The number of stars discovered having planets in orbit has grown over the years since we figured out how to find them.  Mostly, though, the planets in question have been big Super Jovians, basically failed stars that, had they been a bit more massive, probably would have ignited and turn their primary into a binary or even trinary star system.  Smaller planets— say, like Earth or Mars—are by definition harder to find.

But find one we have.  Check this piece at Panda’s Thumb.

The possibilities inch toward probabilities that there is life—rich life, complex life—elsewhere, not just here.  This is a really cool time to be a science fiction fan.

Or maybe not.  Once the fantasy becomes fact, will it have the same kick?  It’s a question prompted on a much smaller scale by SF stories that have dated badly.  Technology or even basic science has passed them by and rendered them incorrect, obsolete in their premises.  I’ve seen it suggested that such stories be treated as alternate history, which is a good way around some of the pitfalls.  A lot of Arthur C. Clarke falls into this category.  Most of the apocalytpic tales that had us living in ruins before the 21st Century.  Putting a date on the events in a story can have a detrimental effect in terms of its viability in the future.

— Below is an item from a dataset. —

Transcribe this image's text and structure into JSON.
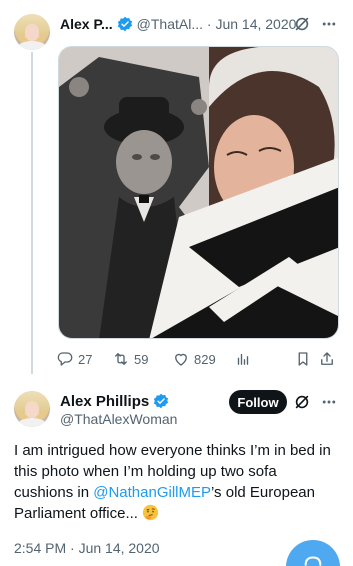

This doesn’t bother some people.  I have a hard time with it and I admit it’s a personal thing with me.  When I read a novel that was published in the 50s or 60s about events in the 90s and those events are, necessarily, wrong, my suspension of disbelief goes out the window.  But mainly if the events of the story are sufficiently large scale—like the Soviet Union winning the Cold War or the advent of a nuclear holocaust or a moonbase or major shifts in geopolitics.  If the story is personal and doesn’t require that kind of overall rearranging of the landscape, it works just fine.  But then, is it science fiction?

Alternate history really would be a good way to view a lot of old SF.  The exploration of strange new worlds we never found…

In the meantime, we have some real ones that have been found.  How cool is that?